From north woods naturalist to immunology investigator: the making of a medical scientist
As a kid growing up in Michigan’s Upper Peninsula, in a town known as the state’s Moose Capital, Dan Peltier was always poking around the woods and lakeshores, picking up Petoskey stones or gathering bugs and plants for school collections. Hiking, hunting and camping, of course, were also high on his list of favorite activities, but on most excursions he ended up spending more time investigating biological curiosities than doing whatever he’d originally set out to do.
That same desire to explore unknown territory and “see something no one else has ever seen” still motivates Peltier, whose quests now take him not to the woods, but deep into the immune system.
As a student in the Medical Scientist Training Program, concurrently earning an M.D. degree and a Ph.D. in Microbiology & Immunology, Peltier is interested in the interplay between illness and immunity.
“There’s one common theme you learn when you start studying medicine: As a doctor, you really don’t ever heal anyone; you sort of nudge them in the right direction, and the body heals itself,” Peltier says. “What’s central to that idea is the role of the immune system, so that’s why I wanted to study the interface between disease and immunology.” That particular area of study and the program in which he is enrolled allow Peltier to combine his fascination with basic research with his equally strong desire to help “nudge” sick people in the direction of health.
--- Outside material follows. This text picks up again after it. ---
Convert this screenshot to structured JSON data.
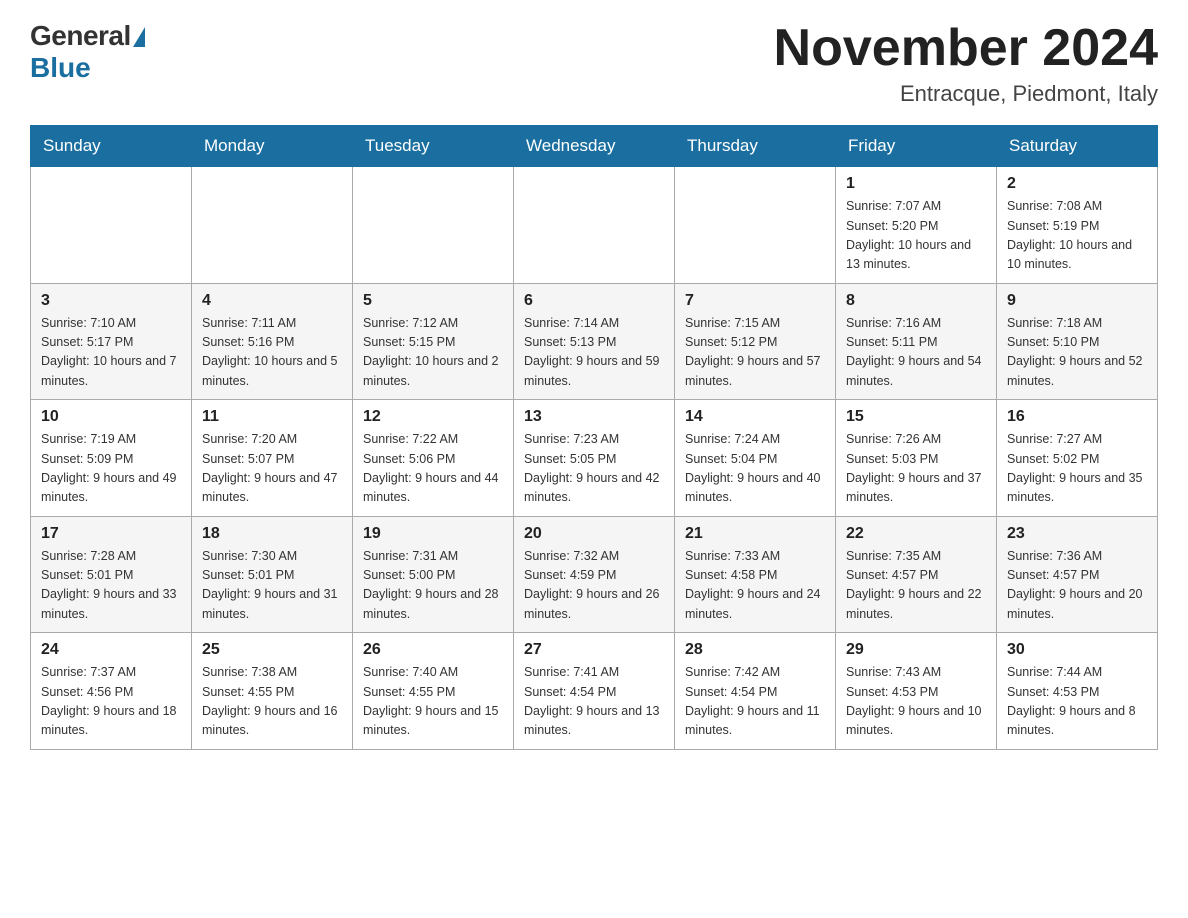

During his undergraduate years, Peltier volunteered at a hospital and worked in a university laboratory doing research into how tumors form. “I discovered that I liked both the medical and research sides and didn’t want to give either up, so I decided to pursue both,” he says.
Now working in the lab of David J. Miller, M.D., Ph.D., Peltier is investigating how nerve cells (neurons) detect and respond to viruses that infect them in diseases such as western equine encephalitis, a mosquito borne disease that produces brain inflammation and can lead to coma or death. The western equine encephalitis virus (WEEV) homes in on neurons in the central nervous system, virtually ignoring other types of cells. And while it’s equally adroit at invading both mature and immature neurons, it causes more severe infections in the immature ones.
One possible explanation is that mature neurons are better at detecting and defending against infection, says Peltier, and his research suggests that’s exactly what’s happening.
“What I look at is the recognition of infection,” he says. “When a cell gets infected with WEEV, the virus replicates and produces things that the cell doesn’t normally make. There are sensors within the cell that detect this and then signal for the production of a protein that has antiviral properties but also acts as a warning signal to activate the rest of the immune system.”
Peltier is focusing on what happens between the time the cell recognizes it is infected and the time it starts churning out the antiviral/warning protein. “That part of the pathway, I’m finding, is more sensitive in mature neurons. They have a greater ability to detect that they’re infected and then make the antiviral protein.”
Such a detail may seem esoteric, but it’s exactly the kind of information a medical scientist needs to design treatments that tip the balance toward health. Anything Peltier learns will be useful not only for understanding how to deal with disease-causing viruses like WEEV, but possibly also for combating diseases such as Alzheimer’s, Parkinson’s and ALS, which may result from overactive immune responses on the part of mature neurons.
Whatever diseases Peltier probes and wherever his insights lead, you can bet he’ll be venturing forth with all the enthusiasm of his boyhood explorations.
“There’s nothing like seeing something no one else has seen and then being the first to try to interpret it,” he says. “In this kind of career, you get to live that experience over and over again.”